Narasi perempuan dalam sejarah melawan penjajahan seringkali tak diajarkan, bahkan di buku-buku sekolah kita, kita hanya tahu sedikit pahlawan perempuan yang dikenalkan. Namun kita tak pernah dikenalkan dengan pemikiran dan apa saja yang dilakukan perempuan di masa itu. Arsip tentang sejarah perempuan dalam melawan penjajahan pun masih sedikit sehingga kita kesulitan untuk mencari tahu lebih banyak tentang gerakan perempuan dalam mewujudkan kemerdekaan Indonesia melawan penjajahan.
Ita Fatia Nadia salah satu pegiat dari Ruang Arsip dan Sejarah Perempuan Indonesia (RUAS) bersama 12 anggota lainnya kini sendang menggiatkan untuk Menyusun Kembali sejarah perempuan Indonesia yang hilang. Dalam sebuah webinar yang diadakan oleh Perempuan Mahardhika berjudul Kiprah Perempuan Muda dalam Sejarah Pergerakan Perempuan Indonesia yang diadakan pada tanggal 24 September 2020, Ita menceritakan upaya-upaya pembebasan yang dilakukan oleh perempuan Indonesia. Dalam menceritakan ulang mengenai upaya pembebasan perempuan melawan penjajahan, Ita menggunakan teori dari Chandra Talpade Mohanty dalam bukunya yang berjudul Feminism Without Borders, Decolonizing Theory Practicing Solidarity. Melalui metode dekolonisasi, Mohanty menulis tentang persimpangan dan agensi perjuangan perempuan dalam Gerakan dekolonisasi dan internasionalisme. Teori Mohanty menjadi panduan Ita dalam meneliti posisi perempuan melawan penjajahan.

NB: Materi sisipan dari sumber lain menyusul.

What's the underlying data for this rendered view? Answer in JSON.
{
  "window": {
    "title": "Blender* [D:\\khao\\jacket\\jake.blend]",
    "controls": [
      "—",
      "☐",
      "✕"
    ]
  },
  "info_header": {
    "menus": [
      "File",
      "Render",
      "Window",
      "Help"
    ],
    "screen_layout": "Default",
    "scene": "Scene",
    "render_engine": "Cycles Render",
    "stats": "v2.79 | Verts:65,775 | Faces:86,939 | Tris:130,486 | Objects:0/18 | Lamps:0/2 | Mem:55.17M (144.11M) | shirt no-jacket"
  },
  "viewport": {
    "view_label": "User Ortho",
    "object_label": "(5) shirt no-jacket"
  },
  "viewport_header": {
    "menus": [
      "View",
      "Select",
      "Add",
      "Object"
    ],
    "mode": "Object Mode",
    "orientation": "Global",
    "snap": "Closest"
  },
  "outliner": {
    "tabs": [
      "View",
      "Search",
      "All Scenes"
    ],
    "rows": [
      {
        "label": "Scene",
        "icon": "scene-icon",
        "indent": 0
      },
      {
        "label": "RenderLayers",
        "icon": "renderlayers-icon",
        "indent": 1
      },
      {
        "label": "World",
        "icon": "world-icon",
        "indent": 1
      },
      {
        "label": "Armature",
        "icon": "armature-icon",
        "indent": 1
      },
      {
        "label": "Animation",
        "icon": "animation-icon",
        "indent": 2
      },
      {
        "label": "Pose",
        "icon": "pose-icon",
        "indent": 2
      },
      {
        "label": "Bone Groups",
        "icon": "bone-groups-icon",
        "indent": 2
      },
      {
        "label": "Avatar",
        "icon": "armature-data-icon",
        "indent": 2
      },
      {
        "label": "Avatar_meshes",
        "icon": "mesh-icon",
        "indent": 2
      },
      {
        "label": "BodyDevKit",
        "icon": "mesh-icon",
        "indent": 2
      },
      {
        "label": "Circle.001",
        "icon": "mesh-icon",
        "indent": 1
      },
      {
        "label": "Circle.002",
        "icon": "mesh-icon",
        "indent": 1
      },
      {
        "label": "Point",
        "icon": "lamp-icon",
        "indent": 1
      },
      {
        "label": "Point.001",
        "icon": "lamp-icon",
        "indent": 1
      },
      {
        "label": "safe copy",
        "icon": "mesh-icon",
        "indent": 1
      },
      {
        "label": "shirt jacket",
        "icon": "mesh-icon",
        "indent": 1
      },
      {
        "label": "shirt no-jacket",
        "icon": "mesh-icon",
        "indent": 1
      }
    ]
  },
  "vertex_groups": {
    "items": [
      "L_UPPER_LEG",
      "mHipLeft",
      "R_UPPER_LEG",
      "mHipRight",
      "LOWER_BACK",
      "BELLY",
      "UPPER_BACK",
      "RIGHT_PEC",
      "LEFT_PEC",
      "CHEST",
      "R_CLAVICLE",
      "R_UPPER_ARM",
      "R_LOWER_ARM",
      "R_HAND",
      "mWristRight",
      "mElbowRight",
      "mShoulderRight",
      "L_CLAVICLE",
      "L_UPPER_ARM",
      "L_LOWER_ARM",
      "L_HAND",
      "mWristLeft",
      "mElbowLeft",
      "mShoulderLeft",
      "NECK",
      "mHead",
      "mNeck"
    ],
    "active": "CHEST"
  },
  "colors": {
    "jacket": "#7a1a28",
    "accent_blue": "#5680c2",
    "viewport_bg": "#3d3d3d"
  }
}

Ita membagi Gerakan perempuan ke dalam beberapa tonggak-tonggak periode. Tonggak pertama, Ita melihat Awalnya Kebangkitan Anti Kolonialisme pada awal abad 20 dengan didirikannya organisasi perempuan pertama. Organisasi perempuan pertama bernama Poetri Mardika, Putri Sejati dan Wanita Oetama menyuarakan mengenai emansipasi nasional. Mereka mengambil gagasan ini dari pemikiran dan catatan Kartini yang menulis tentang emansipasi dalam pendidikan bagi kaum pribumi.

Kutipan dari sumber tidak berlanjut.